When I got this jackfruit, I went through quite a learning experience to get the fruit separated from the husk. For that adventure, see my previous post. With some of the fruit, I decided to make a Jackfruit Cider. For that adventure, you can follow his link to my brewing and fermenting blog:
With 2lbs of fruit left, plus the seeds, I needed to finish up before things started going bad. First, the seeds. I boiled the seeds for 15 minutes and then roasted them for another 15 minutes at 400F. The skin covering the outside is a little bit of a pain to remove. The seed itself is like a very dry, firm potato. Not bad, though. A nice snack.
Now, for the fruit.
Canned Jackfruit in Syrup
2lbs fresh, ripe jackfruit
3 cups white sugar
3 cups water
Combine the water and sugar in a large pot or saucepan and stir to dissolve the sugar over high heat. Bring to a boil and add the jackfruit. Boil for 15 minutes. Meanwhile, prepare 2 pint jars, lids, and screw rings for canning. Prepare pressure canner.
Add fruit to jars and cover with syrup, leaving approx. ½” headspace. Clean rims with damp cloth. Place lids and screw down rings to finger tight.
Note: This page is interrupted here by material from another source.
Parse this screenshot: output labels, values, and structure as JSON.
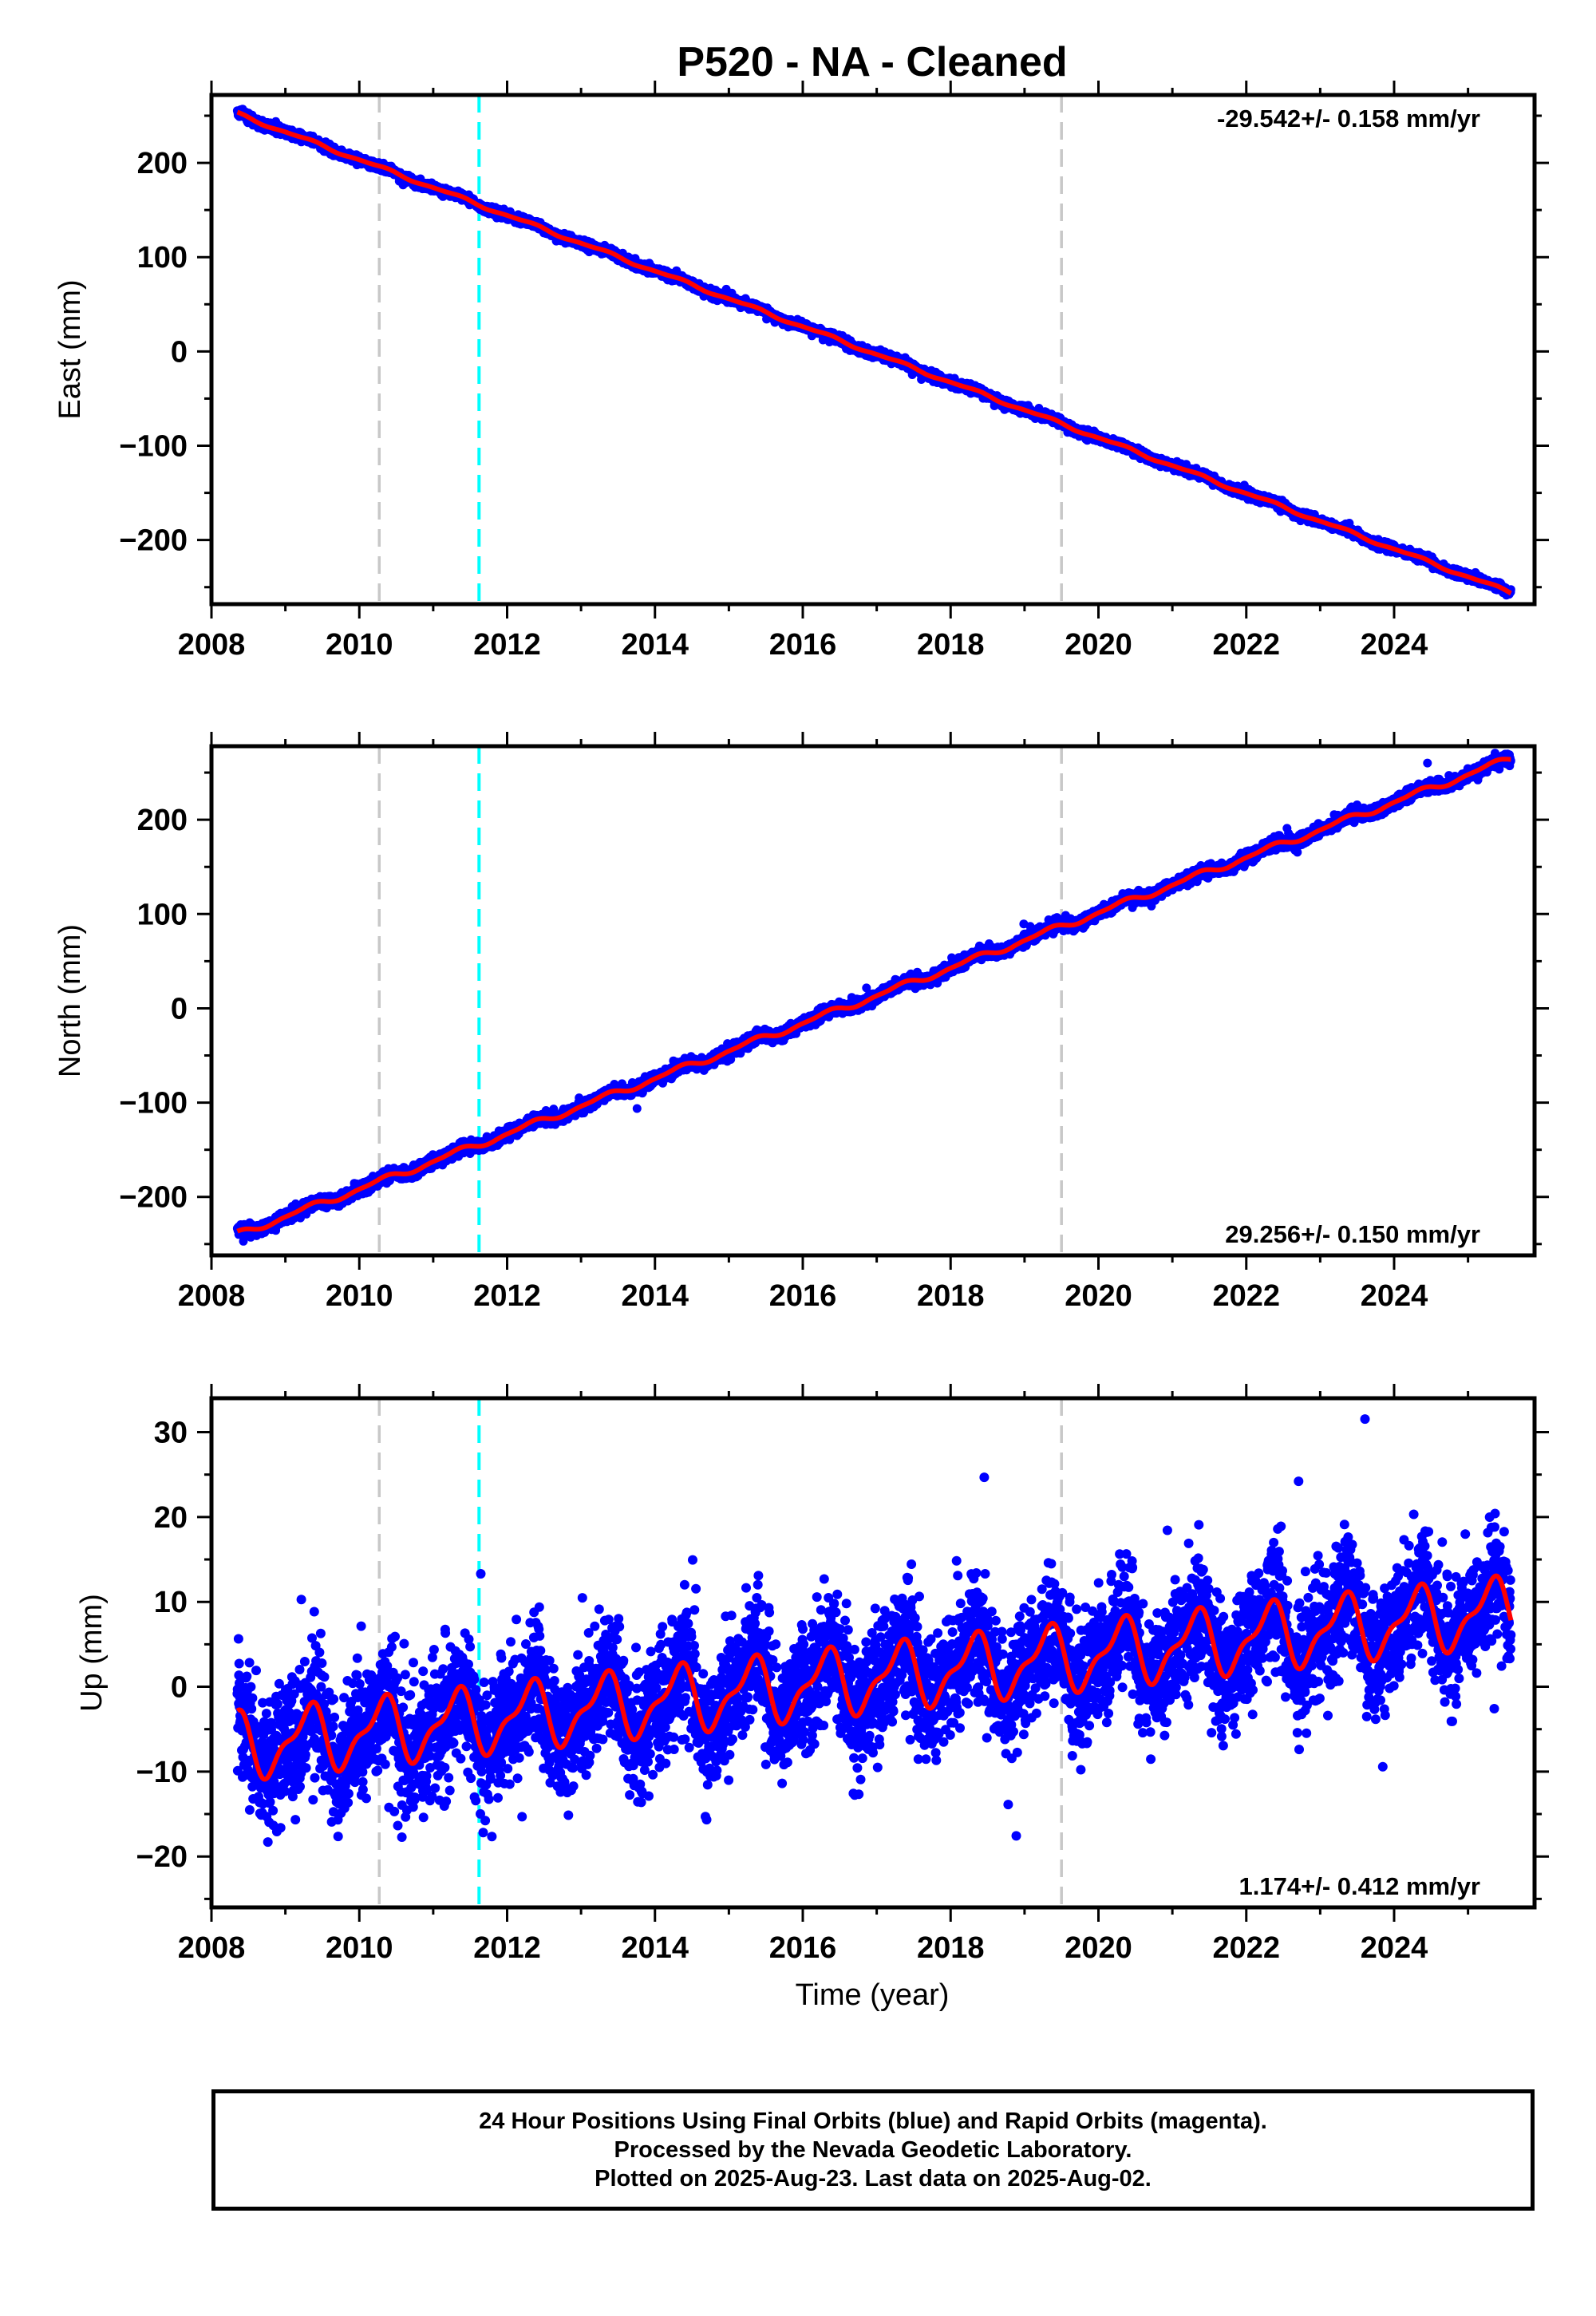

Place jars carefully into prepared pressure canner and close lid. Purge according to manufacturer’s recommendations (10 minutes, in my case). Place weight and bring pressure to 11lbs.
Process for 15 minutes. Allow to cool in canner until pressure is zero. Remove jars to cloth-lined counter and allow to rest for 24 hours to seal. When cool enough to touch, snug down screw rings. After the rest period, check seal, remove screw rings, and store in cool, dark space.
Note: I had excess syrup…about 2/3 of a pint jar. I let it cool and refrigerated it. Not sure what I’ll do with it yet.